The New Renaissance coming in 2020 will see a rebirth of humanism and the humanities on top of exponential technological progress. In economic terms, human purpose will complement ‘people, planet and prosperity’ for a new, quadruple bottom line that I call ‘People Planet Purpose and Prosperity’, riffing off the UN’s SDGs. Maybe the recent Business Roundtable declaration on moving from shareholder primacy to stakeholder value can be viewed in this context? Personally, I think we are going to see a new stock market emerge in the next 5-7 years, dedicated to companies that adhere to these 4Ps – a kind of NASDAQ for sustainable capitalism.

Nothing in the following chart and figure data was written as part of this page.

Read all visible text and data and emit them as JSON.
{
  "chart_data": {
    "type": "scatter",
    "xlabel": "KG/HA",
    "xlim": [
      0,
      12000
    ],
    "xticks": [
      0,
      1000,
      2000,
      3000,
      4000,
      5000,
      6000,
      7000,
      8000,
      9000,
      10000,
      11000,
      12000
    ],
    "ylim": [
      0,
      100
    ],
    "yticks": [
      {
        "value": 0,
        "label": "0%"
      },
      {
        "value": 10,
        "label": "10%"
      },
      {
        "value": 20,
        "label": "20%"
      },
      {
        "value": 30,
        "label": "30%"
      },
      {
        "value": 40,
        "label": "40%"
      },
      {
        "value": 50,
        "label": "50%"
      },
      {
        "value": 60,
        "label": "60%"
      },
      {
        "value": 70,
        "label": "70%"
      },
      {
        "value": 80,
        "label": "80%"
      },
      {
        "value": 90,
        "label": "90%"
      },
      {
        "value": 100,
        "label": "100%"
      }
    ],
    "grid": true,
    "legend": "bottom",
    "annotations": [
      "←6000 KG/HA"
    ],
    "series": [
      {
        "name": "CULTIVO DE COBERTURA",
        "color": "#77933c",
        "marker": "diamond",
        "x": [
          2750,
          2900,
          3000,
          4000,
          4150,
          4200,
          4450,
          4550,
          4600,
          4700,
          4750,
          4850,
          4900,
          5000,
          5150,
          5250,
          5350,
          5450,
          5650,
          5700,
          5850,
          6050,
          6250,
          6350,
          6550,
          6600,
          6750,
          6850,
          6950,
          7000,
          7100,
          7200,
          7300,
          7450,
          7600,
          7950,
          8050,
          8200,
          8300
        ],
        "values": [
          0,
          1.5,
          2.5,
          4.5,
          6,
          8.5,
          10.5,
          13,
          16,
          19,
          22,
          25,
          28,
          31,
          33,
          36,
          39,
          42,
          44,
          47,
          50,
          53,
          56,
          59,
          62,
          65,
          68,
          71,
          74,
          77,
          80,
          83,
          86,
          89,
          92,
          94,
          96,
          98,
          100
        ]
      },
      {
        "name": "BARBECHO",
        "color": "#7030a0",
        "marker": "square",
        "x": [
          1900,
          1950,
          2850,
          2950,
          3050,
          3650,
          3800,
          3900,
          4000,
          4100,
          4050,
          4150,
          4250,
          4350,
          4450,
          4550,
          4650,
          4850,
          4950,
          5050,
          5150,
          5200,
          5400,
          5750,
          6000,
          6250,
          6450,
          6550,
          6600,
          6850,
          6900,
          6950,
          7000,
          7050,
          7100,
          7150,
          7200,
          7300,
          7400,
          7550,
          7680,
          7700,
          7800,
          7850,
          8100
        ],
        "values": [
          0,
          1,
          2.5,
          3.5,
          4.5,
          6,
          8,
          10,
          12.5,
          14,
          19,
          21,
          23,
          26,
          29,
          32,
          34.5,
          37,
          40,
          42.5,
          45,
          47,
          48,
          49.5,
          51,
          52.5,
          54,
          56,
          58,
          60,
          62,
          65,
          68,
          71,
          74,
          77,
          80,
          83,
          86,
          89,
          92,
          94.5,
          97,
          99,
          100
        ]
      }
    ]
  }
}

Our world is going to change more in the next 20 years than in the previous 300 years
… and it could be heaven or it could be hell. How will we reassert our humanity and maintain our human values in a world that is changing exponentially? Leonardo Da Vinci’s ‘Vitruvian Man’ depicted the ideal proportions of the human body – maybe now we need a ‘neoluvian man’ depicting the future relationship of humans and technology?
The first Renaissance replaced religious dogma with human curiosity and creativity. The second renaissance will replace technological dogmas such as connectivity, efficiency, speed, optimization and productivity with human relevance, purpose, engagement, relationships and self-realisation.
Transhumanists may keep pining to ‘transcend human limitations’, while Elon Musk tells us we must become cyborgs to keep up with AIs – but don’t be mistaken: The new Renaissance that is now upon us is a very human one. After all, it will be those that keep thinking, acting and learning like robots who will be unemployed and become ‘useless humans’.
Today, technology has been enshrined and even deified, and data is indeed the new oil. Yet most technology will soon become an abundant commodity, and humanness will be a sought-after scarcity. These are the human-only traits and characteristics I call the ‘androrithms’ – the opposite of algorithms, the not-data, not-binary, non-computable attributes that actually make us human: intuition, imagination, empathy, compassion and emotional intelligence. Androrithms are the connective tissue of our civilisation, and they will never be replicable in silicon.
Our future is to be more human, not less.
The future is often presented in two flavours: Silicon Valley sells us Utopia (super-humanity), and Hollywood + Netflix et al sells us Dystopia (fear). Yet the real future is neither ideal nor infernal. Apple’s CEO Tim Cook – a rare example of a humanist running a technology company – really nailed this in his 2017 MIT commencement speech: “Technology can do great things, but it does not want to do great things – it doesn’t want anything”. The want has to come from us – and the future is something we create every day, by action or by inaction.
In order for this new Renaissance to take hold, education urgently needs to leave behind its industrial-era obsession with efficiency and productivity, and focus on enabling and empowering human-only skills – because the bottom line is that ‘the robots’ are coming to handle the donkey work, the chores and the commodity tasks – and if you are clever you will let them!
Perhaps in the industrial age and even in the so-called information society we’ve been pretending to be inhuman all along, to be ‘better machines’ – and now it’s time to give up the act: Our ultimate job is to be human.
As the third decade of the twenty-first century kicks off, let’s transcend our love-affair with ‘digital transformation’ and ‘exponential technologies’ and rediscover what it means to be human.